It was a pleasure to serve with Sue Hayman and her colleagues and with my right hon. and hon. Friends on the important Bill Committee. It is great to see the Bill on Report. Since before the days of Hannibal the elephant has been important, totemic and ritualistic in our psyche and in our history. We want to ensure that the elephant, and man’s relationship with that supremely powerful and totemic animal, has not just a present but a future.
From time to time, I toy with trying to win the lottery. If I did, one of the things I would do is take my children on safari in Africa to see, among other animals, elephants. My children are quite young, so I think to myself that I will do that in 10 or 12 years’ time when they are a bit older. I just hope that the elephants will still be there. That, of course, presupposes that I win the lottery. I fundamentally believe that the Bill will have an important role to play in helping to deter the trade, making it morally reprehensible to trade in ivory and to poach, and to act as a beacon of excellence for other countries to follow.
I do not particularly like to be tied into other agendas and the timetable of other agendas, but I have been entirely persuaded, in Committee and on Second Reading, by the comments and assurances given by my hon. Friend the Minister from the Dispatch Box about the importance of getting the Bill through cleanly and swiftly to ensure it hits the statute book at an appropriate time and in a form whereby it can be cited at the important conference in autumn.
The hon. Member for Workington will know that I share entirely what she says, but she will not, I am sure, also be surprised to hear that I will vote against her new clauses. Clause 35, which we discussed at some length in Committee, is clearly able to deliver what the hon. Lady and many of us on the Government Benches seek. I take entirely her point and it is not contained in the Government amendments. One of the great joys of being a Parliamentary Private Secretary, such as I am, is that one is not allowed to table in one’s own name amendments to proposed legislation or to sign such amendments. I still have concerns, however.
Clause 35(3) refers to animals or species only on the CITES list. CITES is clearly a recognised international forum that deserves a huge amount of respect and great weight must be placed on its findings. However, I say politely but with a certain degree of firmness to those on the Treasury Bench that we should not be restricted solely to species recognised by CITES. My hon. Friend Zac Goldsmith, who has led this debate in so many ways, alluded to the warthog. This seems an appropriate time to rest an argument on the wise words of Flanders and Swann, to whom one should always turn in moments of stress and anxiety. It is probably before your time, Madam Deputy Speaker, but you might remember the song, “The Warthog (The Hog Beneath the Skin)”:
“The jungle was giving a party
A post hibernation ball”—
I’m not going to sing it—
“The ballroom was crowded with waltzing gazelles, gorillas and zebras and all.
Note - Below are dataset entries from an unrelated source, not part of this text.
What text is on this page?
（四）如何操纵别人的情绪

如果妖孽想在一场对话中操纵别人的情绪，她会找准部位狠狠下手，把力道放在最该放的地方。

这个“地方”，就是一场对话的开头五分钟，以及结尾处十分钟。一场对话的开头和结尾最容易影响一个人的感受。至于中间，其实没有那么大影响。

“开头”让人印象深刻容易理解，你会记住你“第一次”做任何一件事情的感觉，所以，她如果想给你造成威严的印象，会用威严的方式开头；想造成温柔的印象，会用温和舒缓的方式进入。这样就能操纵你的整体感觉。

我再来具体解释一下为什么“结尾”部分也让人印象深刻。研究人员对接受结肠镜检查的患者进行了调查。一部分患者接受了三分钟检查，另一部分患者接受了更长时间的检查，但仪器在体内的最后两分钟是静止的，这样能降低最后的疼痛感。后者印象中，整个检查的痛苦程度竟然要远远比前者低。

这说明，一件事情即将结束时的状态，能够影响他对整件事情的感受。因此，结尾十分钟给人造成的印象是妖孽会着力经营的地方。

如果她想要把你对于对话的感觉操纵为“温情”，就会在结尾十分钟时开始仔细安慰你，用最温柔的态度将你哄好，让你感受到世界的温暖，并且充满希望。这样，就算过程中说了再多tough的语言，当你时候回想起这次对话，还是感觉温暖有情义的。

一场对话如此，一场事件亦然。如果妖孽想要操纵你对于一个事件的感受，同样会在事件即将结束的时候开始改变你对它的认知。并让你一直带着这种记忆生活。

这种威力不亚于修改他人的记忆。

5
But who is that animal almost in tears
Pretending to powder her nose?”— it is not my hon. Friend Alex Burghart—
“A poor little warthog who sits by herself
In a pink satin dress with blue bows.
Again she is nobody’s choice and she sings in a sad little voice:
No one ever wants to court a warthog
Though a warthog does her best.”
I do not want to see us almost in tears as a result of a drafting error that restricts ourselves only to CITES. It may be that CITES does not respond to what I regrettably predict will be a fall in the warthog population, if that is the only form of ivory still able to be traded legally because it cannot be covered by the requirements of clause 35. I therefore urge my friends on the Treasury Bench to consider the small deletion of the word “only” in clause 35(3).
Like my hon. Friend the Member for Richmond Park, I too am not a lawyer—a fact that I usually rejoice in—but I suggest that the deletion of clause 35(6)(b),
“extant on the day on which this Act is passed”,
brings into the compass of the Bill mammoth. My hon. Friend is absolutely right. What we should be trying to endeavour to encourage across the world, not just here as a legislature, is the decommoditisation of ivory. The fact that it comes from a species that is extinct to my mind is immaterial, because one is still saying that it is fine to trade in it. My anxiety is that a perverse response, totally counter-intuitive to that which the Bill hopes to achieve, could be that the provisions expedite elephant poaching, because if the argument is that it is fine to trade in an extinct species, there could well be an impetus to drive the elephant to extinction merely to legitimise the trade in its ivory products.